Pine Hall Faculty, 1953. Herman Campbell is the first from the left in the back row.

Herman E. Campbell (1898-1987) was born in Portapique, Nova Scotia on 14 June 1898. He was educated in Colchester County schools; Dalhousie University; and Pine Hall Divinity Hall. On June 8, 1924, he became the last person ordained by the Presbyterian Synod of Nova Scotia prior to church union. Following ordination, he served the pastoral charges at Ingonish; Merigomish, New Glasgow: Trinity United Church; Stewiacke; and Brunswick Street United Church, Halifax. He also served in the Sussex and Bathurst pastoral charges in New Brunswick.

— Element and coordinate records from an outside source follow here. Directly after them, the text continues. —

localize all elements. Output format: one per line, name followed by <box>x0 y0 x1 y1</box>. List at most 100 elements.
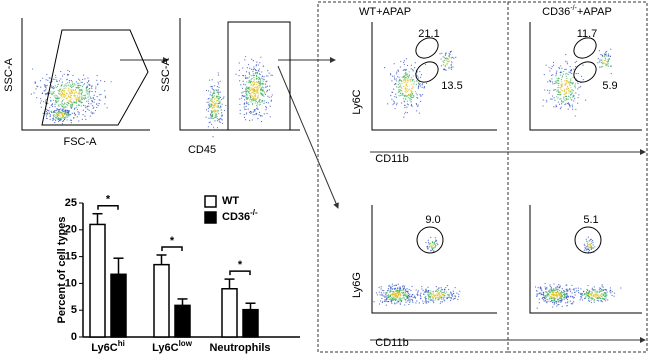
dot <box>599 294 602 296</box>
dot <box>552 83 554 85</box>
sig-star: * <box>106 194 111 206</box>
dot <box>392 297 394 299</box>
dot <box>443 297 445 300</box>
dot <box>565 97 567 100</box>
dot <box>79 84 81 86</box>
dot <box>67 102 70 104</box>
dot <box>560 301 562 303</box>
dot <box>598 294 600 296</box>
dot <box>409 296 411 298</box>
dot <box>399 302 401 304</box>
dot <box>61 95 63 97</box>
dot <box>216 117 219 120</box>
dot <box>404 295 406 297</box>
dot <box>563 93 565 95</box>
dot <box>400 60 402 62</box>
dot <box>399 92 401 94</box>
dot <box>252 73 255 75</box>
dot <box>585 291 588 293</box>
dot <box>53 95 55 97</box>
dot <box>586 295 589 297</box>
dot <box>213 107 215 109</box>
dot <box>560 98 562 100</box>
dot <box>433 243 436 245</box>
dot <box>569 81 571 83</box>
dot <box>408 88 410 90</box>
dot <box>87 100 89 102</box>
dot <box>81 118 83 121</box>
dot <box>110 81 112 83</box>
dot <box>250 78 252 81</box>
y-tick-label: 10 <box>65 277 77 289</box>
dot <box>213 85 216 87</box>
dot <box>448 288 450 291</box>
dot <box>434 295 436 298</box>
dot <box>60 70 62 73</box>
dot <box>410 101 412 103</box>
dot <box>556 70 558 72</box>
dot <box>604 58 606 60</box>
dot <box>79 95 81 97</box>
dot <box>243 113 245 116</box>
dot <box>53 115 55 117</box>
dot <box>217 106 219 109</box>
dot <box>248 119 251 122</box>
dot <box>51 103 53 106</box>
dot <box>555 104 557 106</box>
dot <box>566 288 568 290</box>
dot <box>406 106 408 108</box>
dot <box>51 111 53 114</box>
dot <box>49 118 51 120</box>
gate-value: 11.7 <box>577 28 598 40</box>
dot <box>72 85 75 87</box>
dot <box>405 68 407 71</box>
dot <box>246 81 248 83</box>
dot <box>81 96 83 99</box>
dot <box>568 103 571 105</box>
dot <box>558 66 560 68</box>
dot <box>75 102 77 104</box>
dot <box>427 298 430 300</box>
dot <box>242 91 244 93</box>
dot <box>47 92 49 94</box>
dot <box>606 55 608 57</box>
dot <box>398 298 400 300</box>
dot <box>54 74 57 76</box>
dot <box>440 297 443 299</box>
dot <box>414 297 416 299</box>
dot <box>91 101 94 103</box>
dot <box>255 64 258 66</box>
dot <box>417 104 419 106</box>
dot <box>58 111 61 113</box>
dot <box>557 97 559 99</box>
dot <box>252 99 255 101</box>
dot <box>563 98 565 100</box>
dot <box>432 297 435 299</box>
dot <box>590 248 592 251</box>
dot <box>84 115 86 117</box>
dot <box>610 65 612 67</box>
dot <box>547 290 550 292</box>
dot <box>211 88 213 90</box>
dot <box>249 80 251 82</box>
dot <box>207 110 209 112</box>
dot <box>571 82 573 84</box>
dot <box>254 100 257 102</box>
dot <box>257 96 259 99</box>
dot <box>259 86 261 88</box>
dot <box>404 81 407 83</box>
dot <box>389 295 392 297</box>
dot <box>412 297 414 299</box>
dot <box>452 56 454 58</box>
dot <box>430 244 432 246</box>
dot <box>550 300 553 302</box>
dot <box>259 81 261 83</box>
dot <box>400 79 402 82</box>
dot <box>68 90 71 92</box>
dot <box>566 294 568 296</box>
dot <box>403 285 406 287</box>
dot <box>412 86 414 88</box>
dot <box>404 78 406 81</box>
dot <box>432 243 434 245</box>
dot <box>405 97 407 100</box>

Rev. Campbell served as a private in World War I and was awarded the Military Medal for bravery in the field. During World War II, he served overseas as a director of YMCA War Services.

Rev. Campbell was greatly involved in Christian education work during his ministry and lectured on this topic at Pine Hill. He was granted an Honorary D.D. from Pine Hill in 1957. He retired in 1961 and passed away on July 6, 1987 in Halifax.

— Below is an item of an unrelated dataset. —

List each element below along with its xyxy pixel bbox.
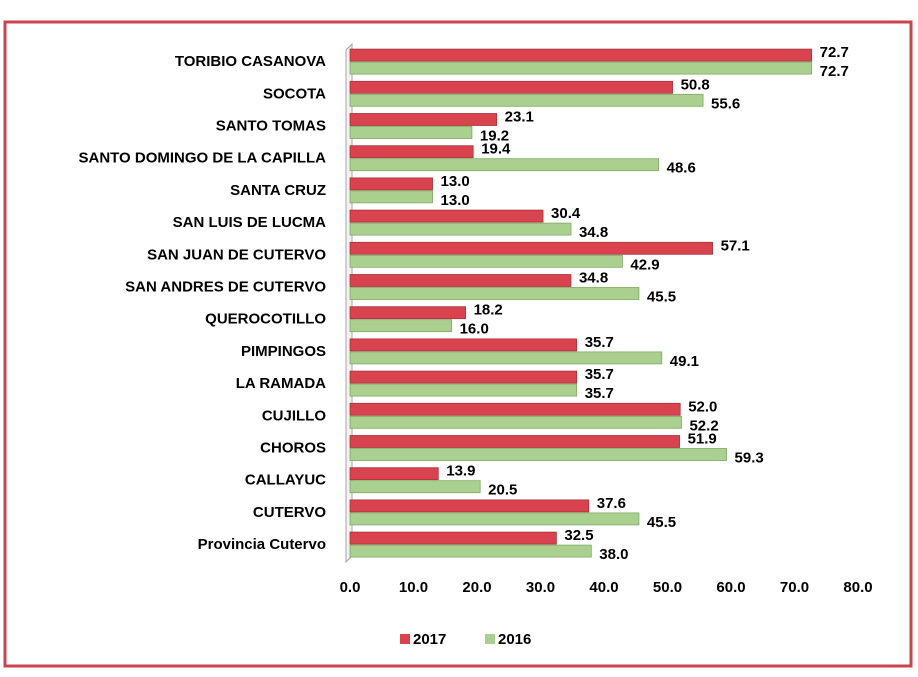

Below is an excerpt from a sermon he preached at Brunswick Street United Church, Halifax on February 5, 1950:

 

Patching Up the Old (abridged)

Mark 2: 21 No man seweth a piece of new cloth on an old garment.

“…Now, I hold the strong opinion that as a people and as a Church we have been doing too much patching. We patch up the home situation: we put patches over the breaches in the Church – : We put flimsy patches on the international fabric, when we should be started with the foundations or weaving it new.

…It is my forthright conviction-which I shall again repeat that our day needs, as nothing else – a new beginning.

…Consider the international field. Four years of patching – or attempted patching of the international highway has landed us in a bog that apparently is bottomless. A realistic look at the situation reveals the woeful fact that four years of negotiations have not produced peace, but mounting tensions, unsettled conditions, frustration and despair in the hearts of whole nations. Starvation diet continues, acres of rubble remain untouched, homes are not rebuilt, because despair and hopelessness gnaw at the hearts of people…

Christianity must implement its tenets: it must be willing to get out of its old ruts or it will be eliminated by the tides of time. Leaders in every walk of life are aware, I believe, of the necessity of making a new start….

….We are all children of life, children of God. By inheritance, we are the product of many generations and the heirs of the ages: by the right of contributions we are the responsible rightful custodians of the present and the makers of the future. As children of God, we are duty bound to utilize all in the past that is vital and worthy, and, as followers of One who came to be the Inaugurator of a new age, and who shewed to man a new and living way, we must be ever open-minded, ready to blaze new trails, to tear down the old scaffolding and erect the new that shall the more readily meet the needs of an ever-needy present.”